There are any number of scenes that rocked my world, making me really want to spend Saturday hunting down Breathnach's previous movie Shrooms. In the scene where Kenneth goes table top funnel drinking, idea reprised later in the movie, actor Andrew Lee Potts (Kenneth) nails the only fleeting moment in the movie where Kenneth is truly happy. Breathnach is breathtaking in capturing the character's feeling, which of course adds gravitas to Kenneth's ultimate path of revenge. Equally Catherine waking up in her undies in a wood, with no idea of what has happened to her, is simply horror gold rivalling any scene from classic dark genre history. The phone call she receives is the icing on the cake here, devastating for female viewers I'm sure and definitely a shock for this Reviewer. I could go on, the shadow in the Hospital corridor that Nurse Shelby investigates, and the setup and delivery on Doctor Harris' fatal decision underlying that Breathnach knows what he's about in the Director's chair.

Stephen Warbeck added an ominous score to proceedings that effectively underlined the tension laced attack on the audience Director Breathnach is launching in convincing style.

There's a few influences seeping into the movie that are worth noting. Besides the obvious debt to Aussie shocker Patrick, I was picking up a The Grudge vibe happening, and a Cronenberg sensibility to the Hospital scenes.

While the movie contains one hell of a good cast I would point out Artelle Kebbel (Catherine) and Andrew Lee Potts (Kenneth) as standouts. Kebbel just has it happening, why isn't this chick headlining more horror movies? - we all knew Potts could act following his work in the Brit Sci-Fi series Primevil, but in Red Mist he's kicking it big time.

Sorry well over the word limit here trying to wrap it. I wasn't sure what to expect when Red Mist hit my review pile, I must admit to not having caught up with Shrooms yet, but I got one hell of a surprise. While the movie does have the odd weak moment, why on earth did they keep trying to pretend events were set in the U.S with all those Brit accents going down, those moments aren't enough to void your enjoyment of an above average horror flick. Full recommendation to serious fans, I had the time of my life and am indebted to Director Breathnach for reminding me just what horror is all about. A serious horror movie that will have you feeling very nervous about just what might happen to our young Doctors. Expect the worse people.

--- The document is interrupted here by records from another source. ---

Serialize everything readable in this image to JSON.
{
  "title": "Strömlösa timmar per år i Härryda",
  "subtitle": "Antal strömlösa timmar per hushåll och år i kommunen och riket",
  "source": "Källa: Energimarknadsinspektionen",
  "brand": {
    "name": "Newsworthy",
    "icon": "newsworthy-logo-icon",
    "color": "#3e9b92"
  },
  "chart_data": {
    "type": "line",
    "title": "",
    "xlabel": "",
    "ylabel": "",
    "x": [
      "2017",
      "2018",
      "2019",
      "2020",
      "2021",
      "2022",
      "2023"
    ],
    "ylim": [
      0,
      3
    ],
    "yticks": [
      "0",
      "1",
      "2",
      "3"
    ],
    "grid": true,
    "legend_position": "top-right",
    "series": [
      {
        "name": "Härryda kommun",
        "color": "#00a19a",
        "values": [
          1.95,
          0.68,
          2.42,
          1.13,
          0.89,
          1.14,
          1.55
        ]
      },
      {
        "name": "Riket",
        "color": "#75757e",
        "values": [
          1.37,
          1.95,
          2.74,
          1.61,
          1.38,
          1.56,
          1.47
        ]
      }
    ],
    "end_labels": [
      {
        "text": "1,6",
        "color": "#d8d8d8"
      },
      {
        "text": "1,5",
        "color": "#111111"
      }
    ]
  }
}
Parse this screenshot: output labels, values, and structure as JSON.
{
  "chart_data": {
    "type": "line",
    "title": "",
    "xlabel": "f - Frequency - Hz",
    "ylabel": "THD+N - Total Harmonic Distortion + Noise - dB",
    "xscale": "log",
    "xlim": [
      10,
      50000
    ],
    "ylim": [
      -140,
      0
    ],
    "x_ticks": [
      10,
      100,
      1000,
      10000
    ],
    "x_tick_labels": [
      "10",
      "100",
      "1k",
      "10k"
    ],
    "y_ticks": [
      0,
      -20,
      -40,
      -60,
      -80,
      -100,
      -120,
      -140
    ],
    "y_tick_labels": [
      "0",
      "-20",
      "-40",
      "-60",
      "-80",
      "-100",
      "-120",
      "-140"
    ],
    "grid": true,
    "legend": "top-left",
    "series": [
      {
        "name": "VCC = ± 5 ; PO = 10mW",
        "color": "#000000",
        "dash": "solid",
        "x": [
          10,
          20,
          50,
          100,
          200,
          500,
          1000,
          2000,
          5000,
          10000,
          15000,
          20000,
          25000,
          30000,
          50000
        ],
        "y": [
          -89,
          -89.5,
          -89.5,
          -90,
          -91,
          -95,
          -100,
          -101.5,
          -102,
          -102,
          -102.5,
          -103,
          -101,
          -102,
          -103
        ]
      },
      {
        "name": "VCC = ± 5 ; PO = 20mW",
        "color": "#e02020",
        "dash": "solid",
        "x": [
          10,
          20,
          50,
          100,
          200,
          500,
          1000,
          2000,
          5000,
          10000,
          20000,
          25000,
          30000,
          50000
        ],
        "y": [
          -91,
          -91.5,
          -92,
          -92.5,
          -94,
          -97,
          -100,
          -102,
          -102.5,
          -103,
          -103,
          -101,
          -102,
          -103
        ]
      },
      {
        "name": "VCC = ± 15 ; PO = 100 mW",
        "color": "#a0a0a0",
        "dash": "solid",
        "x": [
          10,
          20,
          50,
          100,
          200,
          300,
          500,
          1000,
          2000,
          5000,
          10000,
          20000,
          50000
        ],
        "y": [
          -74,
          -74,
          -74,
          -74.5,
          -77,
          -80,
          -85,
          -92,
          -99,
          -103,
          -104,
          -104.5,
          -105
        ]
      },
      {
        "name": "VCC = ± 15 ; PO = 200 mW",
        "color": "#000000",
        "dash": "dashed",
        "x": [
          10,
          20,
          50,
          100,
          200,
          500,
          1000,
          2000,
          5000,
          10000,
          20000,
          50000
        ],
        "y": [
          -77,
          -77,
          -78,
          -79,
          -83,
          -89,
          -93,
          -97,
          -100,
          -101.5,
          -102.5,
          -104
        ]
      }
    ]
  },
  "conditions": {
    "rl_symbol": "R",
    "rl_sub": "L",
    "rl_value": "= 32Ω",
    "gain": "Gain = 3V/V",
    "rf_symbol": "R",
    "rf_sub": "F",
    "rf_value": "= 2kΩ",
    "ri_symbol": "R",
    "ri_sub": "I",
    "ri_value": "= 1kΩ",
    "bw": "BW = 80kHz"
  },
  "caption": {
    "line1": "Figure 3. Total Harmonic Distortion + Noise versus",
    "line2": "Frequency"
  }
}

Naturally Red Mist didn't get a cinema thing happening Downunder, why show quality horror when you can throw filtered Hollywood fare at people, but the DVD will be hitting shelves in February from the good folk at Icon, who are really hitting some very decent dark genre product currently. I don't have the finalised DVD specifications, though you do get a trailer for Shark Night 3D, yo shark movies a guilty pleasure over here, fingers crossed for another excellent Icon release. Get down tonight and mark Red Mist down as must watch material going forward.

ScaryMinds Rates this movie as ...

  Director Paddy Breathnach underlines how a horror movie should work.